Dutch and Razzlekhan, the “Bonnie and Clyde” of Bitcoin

They called themselves Dutch and Razzlekhan, but the internet chose to rename them “the Bonnie and Clyde” of the 2020s after their arrest related to a spectacular cryptocurrency theft.

• To be read also: Couple steals $3.6 billion worth of bitcoins

Ilya Lichtenstein, 34, and his wife Heather Morgan, 31, were arrested in New York on Tuesday morning and a judge overnight ordered them held in custody until a next hearing at the weekend.

The US court suspects them of concealing and laundering bitcoins stolen from the Bitfinex virtual exchange platform in 2016. Just before arresting them, investigators recovered 94,000 bitcoins valued at $3.6 billion, a record seizure.

According to prosecutors, this stuff was on a virtual wallet controlled by Ilya Lichtenstein.

The rest of the loot was laundered through a series of complex transactions, involving computer programs, conversion to other virtual currencies and bank accounts opened under false identities, the indictment says.

More than the couple’s financial and technological prowess, social networks were getting excited on Wednesday for the video clips of rapper Heather Morgan, aka Razzlekhan.

The young woman’s YouTube channel is no longer accessible, but excerpts, widely shared, remain visible online. “I’m the fucking crocodile of Wall Street,” she sings in a high-pitched voice, parodying, to the point of absurdity, the clichés of style (lascivious dance, gold jacket…).

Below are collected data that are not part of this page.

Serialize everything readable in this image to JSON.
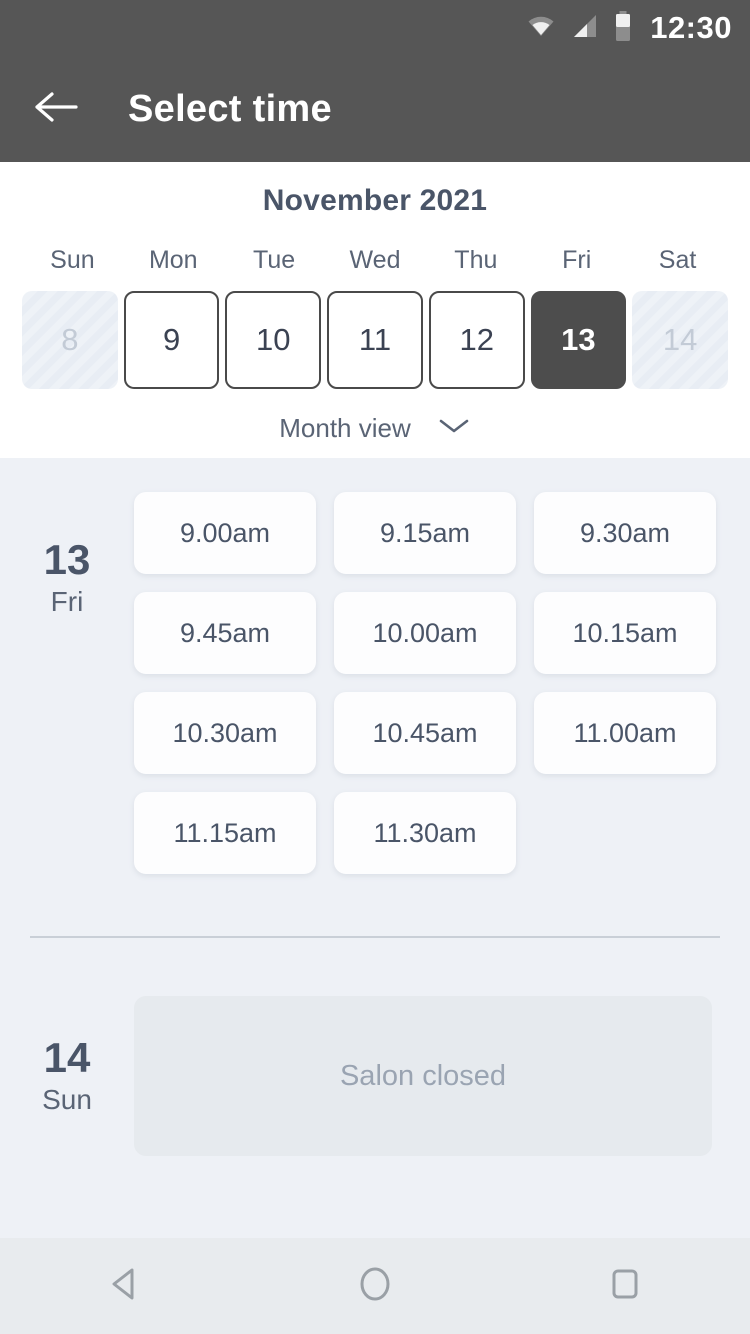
{
  "statusbar": {
    "time": "12:30",
    "icons": [
      "wifi-icon",
      "signal-icon",
      "battery-icon"
    ]
  },
  "appbar": {
    "back_icon": "back-arrow-icon",
    "title": "Select time"
  },
  "calendar": {
    "month_label": "November 2021",
    "weekdays": [
      "Sun",
      "Mon",
      "Tue",
      "Wed",
      "Thu",
      "Fri",
      "Sat"
    ],
    "days": [
      {
        "num": "8",
        "state": "disabled"
      },
      {
        "num": "9",
        "state": "available"
      },
      {
        "num": "10",
        "state": "available"
      },
      {
        "num": "11",
        "state": "available"
      },
      {
        "num": "12",
        "state": "available"
      },
      {
        "num": "13",
        "state": "selected"
      },
      {
        "num": "14",
        "state": "disabled"
      }
    ],
    "view_toggle": {
      "label": "Month view",
      "icon": "chevron-down-icon"
    }
  },
  "schedule": [
    {
      "day_num": "13",
      "day_of_week": "Fri",
      "slots": [
        "9.00am",
        "9.15am",
        "9.30am",
        "9.45am",
        "10.00am",
        "10.15am",
        "10.30am",
        "10.45am",
        "11.00am",
        "11.15am",
        "11.30am"
      ]
    },
    {
      "day_num": "14",
      "day_of_week": "Sun",
      "closed_message": "Salon closed"
    }
  ],
  "navbar": {
    "back": "nav-back-icon",
    "home": "nav-home-icon",
    "recents": "nav-recents-icon"
  },
  "colors": {
    "appbar_bg": "#565656",
    "selected_day_bg": "#4d4d4d",
    "page_bg": "#eef1f6",
    "text_primary": "#4a5568",
    "text_muted": "#9aa4b2"
  }
}
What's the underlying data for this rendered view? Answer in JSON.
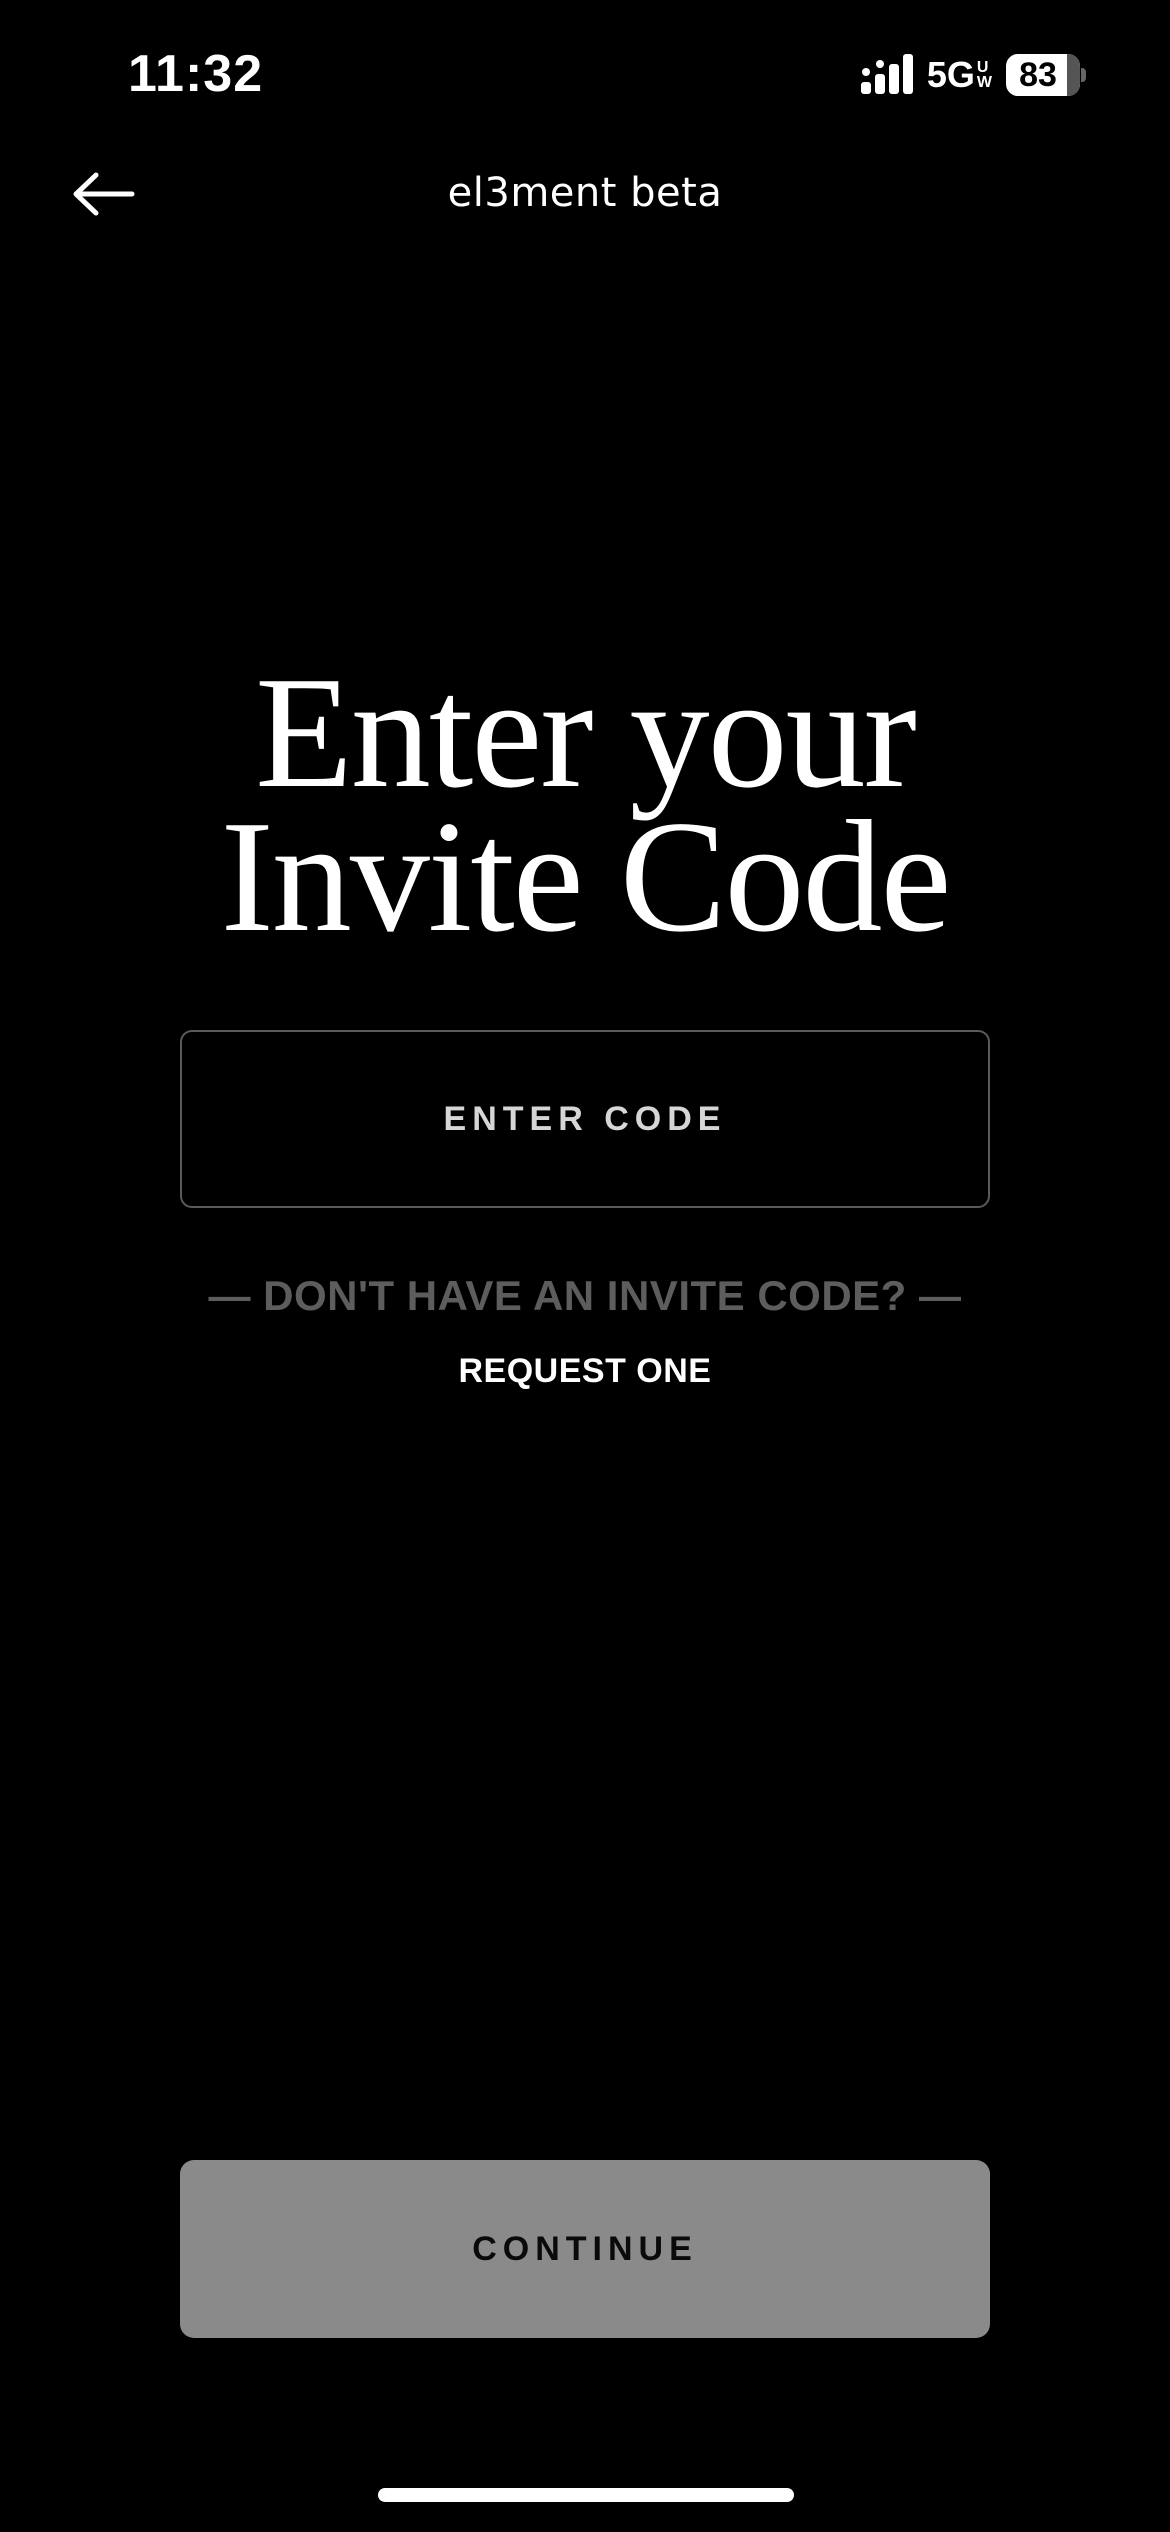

In a column published in 2019 by Forbes magazine – for whom she wrote for several years – she explains that she suffered from a speech problem in her youth and was mocked for her timbre of voice, but got into rap after a professional “burnout”.

“Ultra-weird”

In other online testimonials, she mentions stages of her life, the veracity of which is difficult to verify.

An article mentions a flight from Brazil after the discovery of the infidelity of a husband married very young. Others cite the creation, at the age of 23, of a company specializing in “cold” emails, a commercial prospecting technique that, according to her, enriched her.

But her Facebook account gives the image of a big teenager, with messages about her chat and her best friends, selfies of grimaces and inspired reflections like “We’re all fucking imposters, so don’t be too hard on yourself”.

In the same mix of genres, her husband Ilya Lichtenstein, a Russian-American nicknamed “Dutch”, presents himself on social networks as a “tech entrepreneur, coder and investor”, and tells of renting giant screens in Times Square to propose to her.

“I knew I had to do something memorable that shows how much I love and appreciate the real Heather, not just the dyed-in-the-wool entrepreneur, but also the ultra-weird designer,” says the young man, who displays a “geeky” style.

Not very understandable to the uninitiated, his tweets talk about virtual finance or NFT (certificates of authenticity associated with virtual objects). A November post criticizes an article about cryptocurrencies that does not give advice on how to secure transactions.

In the same vein, his wife shared in 2020 with the readers of Forbes his “expert tips to protect a company from cybercriminals”.

Today, Dutch and Razzlekhan face up to 25 years in prison for their alleged cybercrime.